Akhirnya, Lafran Pane meneruskan sekolahnya di kelas tujuh di HIS Muhammadiyah, kemudian melanjutkan sekolahnya di Sekolah Tinggi Islam.
Sebelum lulus dari STI, Lafran berpindah ke Akademi Ilmu Politik (AIP) pada April 1948 yang sekarang bernama Universitas Gadjah Mada.
Pahlawan Nasional
Gelar kepahlawanan Lafran Pane diberikan pada tahun 2017 berdasarkan Keputusan Presiden RI Nomor 115/TK/TAHUN 2017 tanggal 6 November 2017 tentang Penganugerahan Gelar Pahlawan Nasional.
Pemberian gelar tersebut merupakan hal yang pantas mengingat kiprah dan perjuangan Lafran mulai dari pergerakan pemuda pada zaman kemerdekaan hingga mendirikan organisasi HMI.
Melansir dari antaranews.com, Lafran saat masih pemuda ikut terlibat dalam penculikan Soekarno dan Hatta ke Rengasdengklok bersama pemuda lainnya untuk mempersiapkan proklamasi.

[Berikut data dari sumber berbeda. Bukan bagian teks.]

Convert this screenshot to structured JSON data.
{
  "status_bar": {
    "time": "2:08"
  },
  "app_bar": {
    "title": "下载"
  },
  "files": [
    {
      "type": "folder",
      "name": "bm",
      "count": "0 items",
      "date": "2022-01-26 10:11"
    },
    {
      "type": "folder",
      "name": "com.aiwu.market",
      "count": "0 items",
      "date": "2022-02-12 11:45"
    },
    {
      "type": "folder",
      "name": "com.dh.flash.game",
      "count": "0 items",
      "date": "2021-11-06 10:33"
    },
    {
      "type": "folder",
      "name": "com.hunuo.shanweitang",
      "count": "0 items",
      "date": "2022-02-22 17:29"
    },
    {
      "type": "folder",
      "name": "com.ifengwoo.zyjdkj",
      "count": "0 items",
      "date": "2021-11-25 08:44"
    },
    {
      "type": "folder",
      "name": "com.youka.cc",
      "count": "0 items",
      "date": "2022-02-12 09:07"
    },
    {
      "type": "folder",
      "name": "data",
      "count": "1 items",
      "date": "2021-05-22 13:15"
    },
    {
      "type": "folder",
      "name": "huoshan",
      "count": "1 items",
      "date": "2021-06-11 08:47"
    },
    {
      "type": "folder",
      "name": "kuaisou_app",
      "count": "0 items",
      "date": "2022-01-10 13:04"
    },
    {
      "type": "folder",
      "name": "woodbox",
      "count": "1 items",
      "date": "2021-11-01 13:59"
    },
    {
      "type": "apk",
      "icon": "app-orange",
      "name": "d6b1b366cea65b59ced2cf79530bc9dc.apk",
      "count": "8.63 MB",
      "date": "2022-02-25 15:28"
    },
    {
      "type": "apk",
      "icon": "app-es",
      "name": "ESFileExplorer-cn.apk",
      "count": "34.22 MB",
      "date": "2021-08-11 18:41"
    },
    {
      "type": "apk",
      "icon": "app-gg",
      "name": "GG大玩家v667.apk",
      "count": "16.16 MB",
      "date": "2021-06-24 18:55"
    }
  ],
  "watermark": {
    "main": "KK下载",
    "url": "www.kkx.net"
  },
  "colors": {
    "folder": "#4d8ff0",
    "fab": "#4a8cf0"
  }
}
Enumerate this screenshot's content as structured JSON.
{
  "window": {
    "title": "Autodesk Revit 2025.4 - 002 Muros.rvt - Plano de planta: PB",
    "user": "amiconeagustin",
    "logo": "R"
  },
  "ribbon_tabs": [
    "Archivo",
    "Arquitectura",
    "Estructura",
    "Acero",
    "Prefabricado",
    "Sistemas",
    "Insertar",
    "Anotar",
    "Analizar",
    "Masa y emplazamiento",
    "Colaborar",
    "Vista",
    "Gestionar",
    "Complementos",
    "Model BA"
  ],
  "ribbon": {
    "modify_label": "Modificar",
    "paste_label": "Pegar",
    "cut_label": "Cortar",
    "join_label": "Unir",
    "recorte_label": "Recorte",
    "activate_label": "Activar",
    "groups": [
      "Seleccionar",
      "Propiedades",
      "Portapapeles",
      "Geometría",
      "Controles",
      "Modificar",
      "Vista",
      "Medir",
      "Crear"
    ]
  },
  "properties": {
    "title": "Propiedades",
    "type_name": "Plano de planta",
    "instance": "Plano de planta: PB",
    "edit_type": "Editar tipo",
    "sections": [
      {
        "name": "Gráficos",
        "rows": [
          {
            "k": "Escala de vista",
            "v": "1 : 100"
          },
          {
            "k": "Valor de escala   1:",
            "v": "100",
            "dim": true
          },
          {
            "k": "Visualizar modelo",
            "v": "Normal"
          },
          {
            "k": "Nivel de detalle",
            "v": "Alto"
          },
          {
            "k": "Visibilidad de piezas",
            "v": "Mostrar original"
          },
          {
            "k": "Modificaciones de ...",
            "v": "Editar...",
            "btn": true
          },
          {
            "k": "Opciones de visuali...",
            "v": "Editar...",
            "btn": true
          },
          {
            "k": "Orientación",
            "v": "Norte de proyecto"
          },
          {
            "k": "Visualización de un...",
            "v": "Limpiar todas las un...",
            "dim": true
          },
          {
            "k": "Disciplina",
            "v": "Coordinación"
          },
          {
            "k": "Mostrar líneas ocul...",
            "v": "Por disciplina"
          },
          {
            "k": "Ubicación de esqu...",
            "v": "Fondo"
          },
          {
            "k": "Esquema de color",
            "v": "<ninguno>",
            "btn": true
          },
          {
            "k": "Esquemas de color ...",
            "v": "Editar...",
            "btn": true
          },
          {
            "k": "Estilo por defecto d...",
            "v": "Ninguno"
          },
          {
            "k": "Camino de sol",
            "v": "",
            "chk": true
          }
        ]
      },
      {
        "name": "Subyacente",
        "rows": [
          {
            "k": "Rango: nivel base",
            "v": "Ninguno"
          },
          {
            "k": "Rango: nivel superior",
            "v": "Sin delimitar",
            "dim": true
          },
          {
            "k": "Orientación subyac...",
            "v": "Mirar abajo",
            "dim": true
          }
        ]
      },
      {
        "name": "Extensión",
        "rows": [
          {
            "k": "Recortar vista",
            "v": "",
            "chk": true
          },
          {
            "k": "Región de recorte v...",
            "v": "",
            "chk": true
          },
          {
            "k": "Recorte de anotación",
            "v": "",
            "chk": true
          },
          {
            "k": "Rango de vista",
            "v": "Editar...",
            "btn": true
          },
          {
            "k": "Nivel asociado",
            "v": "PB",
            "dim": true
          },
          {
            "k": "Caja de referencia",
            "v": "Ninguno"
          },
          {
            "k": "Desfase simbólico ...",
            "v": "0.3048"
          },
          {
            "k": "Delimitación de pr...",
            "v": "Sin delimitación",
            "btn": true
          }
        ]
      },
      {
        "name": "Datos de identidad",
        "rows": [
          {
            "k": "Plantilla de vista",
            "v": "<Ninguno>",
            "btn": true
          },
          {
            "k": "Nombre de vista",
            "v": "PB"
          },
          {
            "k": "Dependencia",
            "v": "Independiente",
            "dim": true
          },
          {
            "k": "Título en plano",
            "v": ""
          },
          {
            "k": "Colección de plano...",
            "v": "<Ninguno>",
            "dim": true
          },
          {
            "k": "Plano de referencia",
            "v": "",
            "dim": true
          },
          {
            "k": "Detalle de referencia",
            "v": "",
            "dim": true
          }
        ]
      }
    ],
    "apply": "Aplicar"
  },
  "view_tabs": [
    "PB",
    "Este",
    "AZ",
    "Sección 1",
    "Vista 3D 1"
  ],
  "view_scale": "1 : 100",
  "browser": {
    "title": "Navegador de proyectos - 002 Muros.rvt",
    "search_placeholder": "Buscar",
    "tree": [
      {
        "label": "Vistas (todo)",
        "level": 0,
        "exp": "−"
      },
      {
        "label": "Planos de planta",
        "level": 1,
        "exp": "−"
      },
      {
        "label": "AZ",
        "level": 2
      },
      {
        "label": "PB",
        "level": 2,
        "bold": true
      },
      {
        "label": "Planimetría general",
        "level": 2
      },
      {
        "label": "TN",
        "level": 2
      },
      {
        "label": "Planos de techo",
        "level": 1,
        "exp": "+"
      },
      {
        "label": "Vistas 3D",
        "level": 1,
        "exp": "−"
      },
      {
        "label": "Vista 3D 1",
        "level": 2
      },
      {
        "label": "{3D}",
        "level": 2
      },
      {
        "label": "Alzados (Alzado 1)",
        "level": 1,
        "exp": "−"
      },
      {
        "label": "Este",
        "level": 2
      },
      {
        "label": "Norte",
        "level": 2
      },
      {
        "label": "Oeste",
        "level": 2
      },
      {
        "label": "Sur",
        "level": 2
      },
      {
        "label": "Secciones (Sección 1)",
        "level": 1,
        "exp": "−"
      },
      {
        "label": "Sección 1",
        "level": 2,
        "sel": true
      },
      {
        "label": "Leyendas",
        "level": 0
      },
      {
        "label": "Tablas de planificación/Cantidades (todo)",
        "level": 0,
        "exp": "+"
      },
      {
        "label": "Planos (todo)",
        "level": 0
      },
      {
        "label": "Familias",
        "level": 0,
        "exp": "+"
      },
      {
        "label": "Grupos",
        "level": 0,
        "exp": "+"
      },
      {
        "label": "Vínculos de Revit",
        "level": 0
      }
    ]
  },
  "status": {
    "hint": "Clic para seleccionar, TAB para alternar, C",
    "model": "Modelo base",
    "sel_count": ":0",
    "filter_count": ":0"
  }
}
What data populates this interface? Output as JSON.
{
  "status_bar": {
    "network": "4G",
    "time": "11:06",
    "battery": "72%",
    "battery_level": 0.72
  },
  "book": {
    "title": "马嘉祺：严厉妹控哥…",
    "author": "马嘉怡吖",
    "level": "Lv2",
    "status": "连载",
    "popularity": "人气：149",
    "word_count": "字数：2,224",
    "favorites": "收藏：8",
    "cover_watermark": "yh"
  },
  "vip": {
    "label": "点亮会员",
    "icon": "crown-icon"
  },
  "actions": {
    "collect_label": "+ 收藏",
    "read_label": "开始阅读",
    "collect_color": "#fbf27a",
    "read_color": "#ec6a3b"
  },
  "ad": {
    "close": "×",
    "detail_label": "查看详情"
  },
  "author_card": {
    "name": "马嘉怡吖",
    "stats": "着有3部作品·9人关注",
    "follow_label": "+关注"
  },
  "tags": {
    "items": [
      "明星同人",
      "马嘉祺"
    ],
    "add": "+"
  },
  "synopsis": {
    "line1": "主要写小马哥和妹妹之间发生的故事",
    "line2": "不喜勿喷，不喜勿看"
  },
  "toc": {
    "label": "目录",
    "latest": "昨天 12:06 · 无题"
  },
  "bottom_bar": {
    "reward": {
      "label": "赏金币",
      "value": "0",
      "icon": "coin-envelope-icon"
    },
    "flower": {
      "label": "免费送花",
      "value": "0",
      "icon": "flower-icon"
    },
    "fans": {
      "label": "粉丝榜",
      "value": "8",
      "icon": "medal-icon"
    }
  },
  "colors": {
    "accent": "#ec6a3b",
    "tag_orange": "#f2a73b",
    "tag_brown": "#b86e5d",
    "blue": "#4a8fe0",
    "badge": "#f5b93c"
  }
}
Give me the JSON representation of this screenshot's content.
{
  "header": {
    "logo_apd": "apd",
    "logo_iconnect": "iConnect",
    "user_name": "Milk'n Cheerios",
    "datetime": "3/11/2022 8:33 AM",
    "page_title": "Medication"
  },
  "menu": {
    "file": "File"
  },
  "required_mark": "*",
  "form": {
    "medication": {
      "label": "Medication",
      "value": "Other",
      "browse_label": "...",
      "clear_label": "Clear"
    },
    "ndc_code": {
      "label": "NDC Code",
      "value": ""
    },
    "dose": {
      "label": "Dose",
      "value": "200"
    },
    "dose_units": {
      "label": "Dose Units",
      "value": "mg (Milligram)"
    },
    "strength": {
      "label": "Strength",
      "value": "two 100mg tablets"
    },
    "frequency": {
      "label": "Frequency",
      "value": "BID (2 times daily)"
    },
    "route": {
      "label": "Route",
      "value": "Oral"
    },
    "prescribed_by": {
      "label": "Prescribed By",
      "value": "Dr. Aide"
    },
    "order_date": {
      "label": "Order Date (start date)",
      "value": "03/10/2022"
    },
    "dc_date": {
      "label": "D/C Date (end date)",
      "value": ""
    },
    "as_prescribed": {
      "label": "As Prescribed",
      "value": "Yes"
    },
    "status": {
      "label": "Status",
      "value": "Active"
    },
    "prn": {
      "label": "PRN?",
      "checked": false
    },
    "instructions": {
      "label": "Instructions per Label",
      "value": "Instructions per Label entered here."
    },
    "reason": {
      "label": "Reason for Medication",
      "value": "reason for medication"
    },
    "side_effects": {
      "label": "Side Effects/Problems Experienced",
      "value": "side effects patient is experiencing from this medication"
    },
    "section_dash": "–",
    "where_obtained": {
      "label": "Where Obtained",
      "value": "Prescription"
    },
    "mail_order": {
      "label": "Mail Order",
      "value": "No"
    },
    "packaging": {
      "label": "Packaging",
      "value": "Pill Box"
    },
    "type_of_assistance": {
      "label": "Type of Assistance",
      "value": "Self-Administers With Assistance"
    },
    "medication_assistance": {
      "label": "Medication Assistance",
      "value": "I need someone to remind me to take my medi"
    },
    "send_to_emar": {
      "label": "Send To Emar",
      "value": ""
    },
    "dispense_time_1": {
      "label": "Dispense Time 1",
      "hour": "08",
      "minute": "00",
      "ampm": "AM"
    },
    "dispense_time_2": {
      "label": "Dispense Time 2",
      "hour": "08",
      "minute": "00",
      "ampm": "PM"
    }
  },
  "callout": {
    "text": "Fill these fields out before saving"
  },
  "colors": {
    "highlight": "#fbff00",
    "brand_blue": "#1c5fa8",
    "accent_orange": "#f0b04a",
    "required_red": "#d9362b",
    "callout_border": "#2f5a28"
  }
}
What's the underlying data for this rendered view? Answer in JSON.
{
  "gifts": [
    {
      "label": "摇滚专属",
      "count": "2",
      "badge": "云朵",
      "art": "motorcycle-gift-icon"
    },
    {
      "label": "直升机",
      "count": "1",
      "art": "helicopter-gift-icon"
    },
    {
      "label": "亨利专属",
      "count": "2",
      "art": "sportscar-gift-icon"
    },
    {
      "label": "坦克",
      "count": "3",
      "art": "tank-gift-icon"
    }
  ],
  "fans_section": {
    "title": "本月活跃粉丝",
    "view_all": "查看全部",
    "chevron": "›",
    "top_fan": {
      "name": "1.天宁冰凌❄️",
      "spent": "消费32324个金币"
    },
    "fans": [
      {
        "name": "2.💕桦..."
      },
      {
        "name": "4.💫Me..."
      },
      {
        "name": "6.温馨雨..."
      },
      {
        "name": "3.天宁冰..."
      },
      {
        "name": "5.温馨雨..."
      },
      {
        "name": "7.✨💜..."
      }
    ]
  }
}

Setelah itu saat ibukota negara pindah ke Yogyakarta, Lafran muda juga ikut pindah dan menempuh pendidikan di Sekolah Tinggi Islam. Di situ, Lafran ikut terlibat dalam Persyarikatan Mahasiswa Yogyakarta (PMY).
Lafran tidak cocok dengan PMY, mengingat organisasi itu tidak memiliki fondasi Islam. Lafran pun keluar dan mendirikan HMI dengan landasan yakni mempertahankan kemerdekaan Indonesia dan mengembangkan ajaran Islam.
Karya
Melansir dari kompas.com, Lafran Pane juga terkenal dengan berbagai karya tulis yang ia ciptakan sendiri dalam bentuk artikel bebas, yaitu:
- Keadaan dan Kemungkinan Kebudayaan Islam di Indonesia
- Wewenang Majelis Permusyawaratan Rakyat (MPR)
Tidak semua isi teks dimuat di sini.